Rudy Reichstadt, roi autoproclamé du « fact-checking », truste les plateaux télé avec un culot monstre.

Ce bonimenteur s’est bâti une carrière sur du vent, vendant sa camelote intellectuelle comme d’autres vendent des montres contrefaites.

Sa parole vaut soi-disant de l’or, tout comme celle des Décodeurs du Monde – ces juges suprêmes qui nous expliquent quoi penser. Notre homme s’est donné pour mission d’éduquer les masses ignorantes.

Sa technique ? Mettre dans le même sac complotistes et simples citoyens qui osent poser des questions.

Pratique pour gonfler les chiffres et justifier son existence ! Si l’extrême-gauche et la droite nationale le détestent, c’est qu’il doit être dans le vrai, non ?

Rudy Reichstadt, Fonds Marianne

Une reconnaissance surfaite et des diplômes ordinaires

Ce funambule marche sur un fil qui l’a mené tout droit vers une reconnaissance qu’il ne méritait pas.

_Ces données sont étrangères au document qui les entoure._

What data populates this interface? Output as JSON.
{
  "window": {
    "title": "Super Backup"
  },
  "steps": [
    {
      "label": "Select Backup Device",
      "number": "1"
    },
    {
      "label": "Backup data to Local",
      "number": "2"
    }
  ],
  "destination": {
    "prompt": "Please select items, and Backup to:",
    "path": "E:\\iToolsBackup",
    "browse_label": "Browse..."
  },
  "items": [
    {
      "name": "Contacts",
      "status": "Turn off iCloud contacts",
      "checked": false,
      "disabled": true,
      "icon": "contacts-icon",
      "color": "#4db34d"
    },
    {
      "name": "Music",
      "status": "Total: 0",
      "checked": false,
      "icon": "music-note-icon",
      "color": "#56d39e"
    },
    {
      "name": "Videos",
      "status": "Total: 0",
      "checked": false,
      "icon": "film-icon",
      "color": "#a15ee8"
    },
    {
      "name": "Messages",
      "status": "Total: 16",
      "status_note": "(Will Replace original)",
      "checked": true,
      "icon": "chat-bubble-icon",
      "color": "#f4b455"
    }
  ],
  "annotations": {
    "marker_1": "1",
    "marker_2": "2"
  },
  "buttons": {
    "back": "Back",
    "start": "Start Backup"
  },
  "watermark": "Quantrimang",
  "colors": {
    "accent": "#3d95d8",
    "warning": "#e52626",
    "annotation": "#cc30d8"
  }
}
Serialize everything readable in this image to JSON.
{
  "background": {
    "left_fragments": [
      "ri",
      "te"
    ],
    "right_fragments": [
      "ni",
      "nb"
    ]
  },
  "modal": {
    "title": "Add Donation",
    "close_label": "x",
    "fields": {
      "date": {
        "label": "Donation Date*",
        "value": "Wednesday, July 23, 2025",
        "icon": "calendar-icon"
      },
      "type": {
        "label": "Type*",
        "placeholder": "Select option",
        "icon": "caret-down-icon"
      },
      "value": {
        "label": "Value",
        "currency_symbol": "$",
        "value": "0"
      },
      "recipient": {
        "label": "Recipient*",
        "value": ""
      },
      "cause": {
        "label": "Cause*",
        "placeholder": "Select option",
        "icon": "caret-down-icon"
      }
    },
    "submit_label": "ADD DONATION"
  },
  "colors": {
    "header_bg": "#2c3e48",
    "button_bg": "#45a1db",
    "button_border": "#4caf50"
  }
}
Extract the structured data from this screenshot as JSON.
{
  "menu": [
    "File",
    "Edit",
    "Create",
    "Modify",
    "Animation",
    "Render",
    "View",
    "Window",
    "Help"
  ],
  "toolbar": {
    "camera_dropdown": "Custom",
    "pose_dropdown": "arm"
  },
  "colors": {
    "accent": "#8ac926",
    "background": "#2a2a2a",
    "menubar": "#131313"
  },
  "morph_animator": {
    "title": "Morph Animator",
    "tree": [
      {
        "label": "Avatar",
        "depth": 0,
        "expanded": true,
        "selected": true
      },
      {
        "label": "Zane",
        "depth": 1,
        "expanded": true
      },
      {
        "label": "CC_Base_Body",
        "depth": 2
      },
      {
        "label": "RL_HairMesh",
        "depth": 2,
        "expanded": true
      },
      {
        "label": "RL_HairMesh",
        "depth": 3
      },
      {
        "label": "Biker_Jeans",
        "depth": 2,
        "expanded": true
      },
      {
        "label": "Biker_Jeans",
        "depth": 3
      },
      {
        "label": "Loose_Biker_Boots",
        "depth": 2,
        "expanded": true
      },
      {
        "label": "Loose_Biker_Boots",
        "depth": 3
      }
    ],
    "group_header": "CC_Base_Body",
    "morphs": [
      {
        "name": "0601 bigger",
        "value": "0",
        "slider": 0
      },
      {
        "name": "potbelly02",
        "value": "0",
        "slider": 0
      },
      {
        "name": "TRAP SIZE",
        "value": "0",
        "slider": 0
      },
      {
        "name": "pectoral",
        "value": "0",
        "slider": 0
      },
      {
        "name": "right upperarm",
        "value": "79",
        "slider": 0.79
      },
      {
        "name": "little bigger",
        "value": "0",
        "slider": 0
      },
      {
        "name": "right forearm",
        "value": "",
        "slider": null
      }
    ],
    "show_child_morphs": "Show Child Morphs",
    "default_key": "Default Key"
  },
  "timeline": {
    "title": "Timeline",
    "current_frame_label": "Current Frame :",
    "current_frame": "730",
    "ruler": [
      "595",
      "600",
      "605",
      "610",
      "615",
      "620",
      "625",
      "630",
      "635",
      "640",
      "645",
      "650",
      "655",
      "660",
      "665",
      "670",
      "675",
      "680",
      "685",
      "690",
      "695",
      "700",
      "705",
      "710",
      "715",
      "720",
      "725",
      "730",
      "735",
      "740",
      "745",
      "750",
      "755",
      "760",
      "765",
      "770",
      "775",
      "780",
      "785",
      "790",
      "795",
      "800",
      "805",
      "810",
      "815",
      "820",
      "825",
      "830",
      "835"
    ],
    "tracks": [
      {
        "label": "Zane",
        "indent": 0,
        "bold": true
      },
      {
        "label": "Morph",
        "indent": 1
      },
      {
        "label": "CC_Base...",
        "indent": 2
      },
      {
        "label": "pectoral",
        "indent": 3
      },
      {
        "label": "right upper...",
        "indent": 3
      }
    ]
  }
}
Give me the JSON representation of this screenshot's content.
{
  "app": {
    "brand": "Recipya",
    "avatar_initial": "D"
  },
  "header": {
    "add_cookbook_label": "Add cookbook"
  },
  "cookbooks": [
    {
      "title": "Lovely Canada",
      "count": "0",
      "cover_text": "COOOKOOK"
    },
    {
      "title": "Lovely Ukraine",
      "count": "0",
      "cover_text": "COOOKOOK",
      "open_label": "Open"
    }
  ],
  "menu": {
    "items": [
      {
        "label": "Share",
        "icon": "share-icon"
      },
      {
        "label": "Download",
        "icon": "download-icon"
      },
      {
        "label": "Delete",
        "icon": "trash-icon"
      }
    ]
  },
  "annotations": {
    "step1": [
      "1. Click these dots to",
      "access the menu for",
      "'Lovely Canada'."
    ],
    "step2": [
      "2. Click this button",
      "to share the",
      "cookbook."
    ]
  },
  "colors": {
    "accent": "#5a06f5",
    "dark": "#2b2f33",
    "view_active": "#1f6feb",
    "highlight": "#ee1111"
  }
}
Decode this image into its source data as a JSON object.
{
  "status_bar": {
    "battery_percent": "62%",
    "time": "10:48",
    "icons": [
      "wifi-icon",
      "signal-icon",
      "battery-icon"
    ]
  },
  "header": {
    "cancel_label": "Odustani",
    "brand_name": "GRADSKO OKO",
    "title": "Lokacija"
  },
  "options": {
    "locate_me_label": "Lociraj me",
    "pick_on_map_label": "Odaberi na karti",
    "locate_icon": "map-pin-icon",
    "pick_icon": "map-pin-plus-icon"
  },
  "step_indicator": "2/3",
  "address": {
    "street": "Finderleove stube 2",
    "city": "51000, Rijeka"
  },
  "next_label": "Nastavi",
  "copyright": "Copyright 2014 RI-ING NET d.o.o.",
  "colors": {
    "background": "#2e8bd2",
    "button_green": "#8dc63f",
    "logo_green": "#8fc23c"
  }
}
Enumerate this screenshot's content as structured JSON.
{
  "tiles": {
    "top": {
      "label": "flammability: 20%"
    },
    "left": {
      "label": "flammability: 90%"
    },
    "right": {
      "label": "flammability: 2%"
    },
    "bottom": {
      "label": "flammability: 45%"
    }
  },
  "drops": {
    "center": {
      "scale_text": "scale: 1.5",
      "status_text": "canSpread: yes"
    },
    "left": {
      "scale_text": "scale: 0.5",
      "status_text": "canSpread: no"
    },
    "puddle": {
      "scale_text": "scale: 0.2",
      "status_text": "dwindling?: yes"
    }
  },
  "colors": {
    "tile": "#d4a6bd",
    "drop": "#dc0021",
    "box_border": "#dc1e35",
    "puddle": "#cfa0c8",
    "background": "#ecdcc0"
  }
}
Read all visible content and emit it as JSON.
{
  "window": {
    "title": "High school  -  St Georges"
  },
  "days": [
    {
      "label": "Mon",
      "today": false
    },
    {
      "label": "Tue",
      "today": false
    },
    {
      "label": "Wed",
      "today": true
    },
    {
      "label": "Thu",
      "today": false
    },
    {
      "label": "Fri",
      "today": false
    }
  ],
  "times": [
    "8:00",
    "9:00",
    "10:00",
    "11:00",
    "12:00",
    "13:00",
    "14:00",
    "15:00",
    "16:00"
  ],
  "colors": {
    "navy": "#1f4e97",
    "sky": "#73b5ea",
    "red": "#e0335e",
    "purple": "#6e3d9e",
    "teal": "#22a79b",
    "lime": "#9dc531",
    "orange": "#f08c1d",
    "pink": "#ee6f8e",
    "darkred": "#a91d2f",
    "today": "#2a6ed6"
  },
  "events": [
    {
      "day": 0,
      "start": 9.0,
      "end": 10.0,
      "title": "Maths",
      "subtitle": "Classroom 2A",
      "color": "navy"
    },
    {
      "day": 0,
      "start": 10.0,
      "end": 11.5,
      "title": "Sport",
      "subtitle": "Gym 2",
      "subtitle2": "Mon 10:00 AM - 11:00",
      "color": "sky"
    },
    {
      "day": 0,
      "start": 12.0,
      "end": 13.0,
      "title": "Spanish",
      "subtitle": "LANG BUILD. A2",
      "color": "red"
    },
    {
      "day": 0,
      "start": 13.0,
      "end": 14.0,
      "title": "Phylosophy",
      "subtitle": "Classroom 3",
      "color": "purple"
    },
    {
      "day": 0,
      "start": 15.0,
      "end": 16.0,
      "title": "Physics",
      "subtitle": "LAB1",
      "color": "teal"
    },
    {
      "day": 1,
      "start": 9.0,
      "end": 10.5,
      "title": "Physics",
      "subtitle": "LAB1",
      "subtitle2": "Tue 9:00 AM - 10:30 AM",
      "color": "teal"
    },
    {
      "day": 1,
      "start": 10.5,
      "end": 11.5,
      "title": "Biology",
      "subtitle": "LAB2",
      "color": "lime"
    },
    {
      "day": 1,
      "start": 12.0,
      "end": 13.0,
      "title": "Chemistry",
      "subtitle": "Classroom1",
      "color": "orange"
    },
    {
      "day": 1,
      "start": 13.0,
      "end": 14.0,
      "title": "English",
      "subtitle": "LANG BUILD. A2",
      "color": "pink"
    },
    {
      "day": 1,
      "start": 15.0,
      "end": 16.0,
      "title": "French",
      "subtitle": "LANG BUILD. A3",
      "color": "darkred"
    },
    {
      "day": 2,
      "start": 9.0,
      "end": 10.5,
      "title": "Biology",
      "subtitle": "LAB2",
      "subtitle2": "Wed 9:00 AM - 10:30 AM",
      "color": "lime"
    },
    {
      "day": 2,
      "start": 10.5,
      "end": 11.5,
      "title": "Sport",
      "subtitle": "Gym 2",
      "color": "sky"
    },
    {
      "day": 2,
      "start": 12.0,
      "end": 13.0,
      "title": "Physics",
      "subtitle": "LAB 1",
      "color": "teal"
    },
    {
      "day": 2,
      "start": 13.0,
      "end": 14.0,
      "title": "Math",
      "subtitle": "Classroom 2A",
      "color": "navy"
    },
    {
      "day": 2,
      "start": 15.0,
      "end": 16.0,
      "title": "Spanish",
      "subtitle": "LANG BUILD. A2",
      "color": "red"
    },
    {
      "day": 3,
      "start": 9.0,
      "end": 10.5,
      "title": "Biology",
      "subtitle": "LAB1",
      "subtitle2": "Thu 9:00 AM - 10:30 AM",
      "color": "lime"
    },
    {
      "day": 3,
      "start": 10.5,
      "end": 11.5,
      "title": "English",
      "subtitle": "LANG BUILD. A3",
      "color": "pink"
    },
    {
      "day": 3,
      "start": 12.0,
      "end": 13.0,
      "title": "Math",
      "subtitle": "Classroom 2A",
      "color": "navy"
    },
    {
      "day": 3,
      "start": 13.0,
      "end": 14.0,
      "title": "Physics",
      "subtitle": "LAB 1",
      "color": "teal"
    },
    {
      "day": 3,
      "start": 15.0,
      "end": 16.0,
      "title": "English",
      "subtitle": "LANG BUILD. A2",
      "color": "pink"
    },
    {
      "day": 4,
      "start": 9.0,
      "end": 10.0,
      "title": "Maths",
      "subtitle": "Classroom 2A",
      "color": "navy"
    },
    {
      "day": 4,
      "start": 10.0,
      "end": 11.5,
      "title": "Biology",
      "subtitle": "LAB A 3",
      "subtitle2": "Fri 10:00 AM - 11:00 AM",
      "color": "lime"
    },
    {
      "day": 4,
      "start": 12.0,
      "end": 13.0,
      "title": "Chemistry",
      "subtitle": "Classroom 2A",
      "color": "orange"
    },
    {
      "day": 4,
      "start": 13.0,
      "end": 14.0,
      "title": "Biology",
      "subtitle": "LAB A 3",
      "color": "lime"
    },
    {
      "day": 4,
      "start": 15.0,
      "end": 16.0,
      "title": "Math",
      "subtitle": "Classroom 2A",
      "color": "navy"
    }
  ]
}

Ses diplômes ? Rien de bien impressionnant. Diplômé en sciences politiques de l’Institut d’études politiques d’Aix-en-Provence en 2004, il rédige un mémoire sur la médiologie de Régis Debray, sous la direction de Guy Drouot.

L’empreinte de Debray semble profonde, au point qu’en 2005, il confesse sur un forum du Nouvel Obs :

« Mon cher Monsieur Debray, je me permets une telle familiarité car le peu de choses auxquelles je crois, en matière politique, ce sont vos livres sur cette éternelle et répétitive comédie, la politique. »

 Régis Debray, Reichstadt

De la théorie à la géopolitique et aux concours administratifs

Après Aix, il poursuit en géopolitique à Paris VIII. Une continuité logique : ses premiers travaux laissaient déjà entrevoir un intérêt pour les mécanismes du pouvoir et leur mise en scène médiatique.

Il prépare ensuite le concours de l’ENA à l’IGPDE. Un choix paradoxal pour un admirateur de Debray, penseur critique du système.

Mais après tout, combien d’intellectuels français n’ont-ils pas fait le même pas ? Critiquer avant d’intégrer.

Une carrière dans l’administration

Sa carrière débute à la Cour nationale du droit d’asile (CNDA) en 2004.

Rapporteur à Montreuil, il rédige et présente des rapports sur les demandes d’asile. Certains fonctionnaires de ce corps deviennent de véritables militants, plaçant leurs convictions au-dessus du droit.

Six ans plus tard, changement de décor : direction la mairie de Paris, au service Jeunesse et Sports comme chef du bureau des affaires financières.

En 2015, il gravit encore un échelon en devenant délégué de signature du maire pour les affaires juridiques et financières.

Rudy Reichstadt

Le tournant vers l’Observatoire

Puis vient le tournant : 2017. Il quitte la fonction publique pour se consacrer à plein temps à son Observatoire, Conspiracy Watch.

Coïncidence ? C’est à ce moment-là que la Fondation pour la Mémoire de la Shoah commence à financer son organisation. Une aubaine tombée à pic.

Fin 2021, Macron le désigne parmi les quatorze « experts » de la commission « Les Lumières à l’heure du numérique », dirigée par Gérald Bronner.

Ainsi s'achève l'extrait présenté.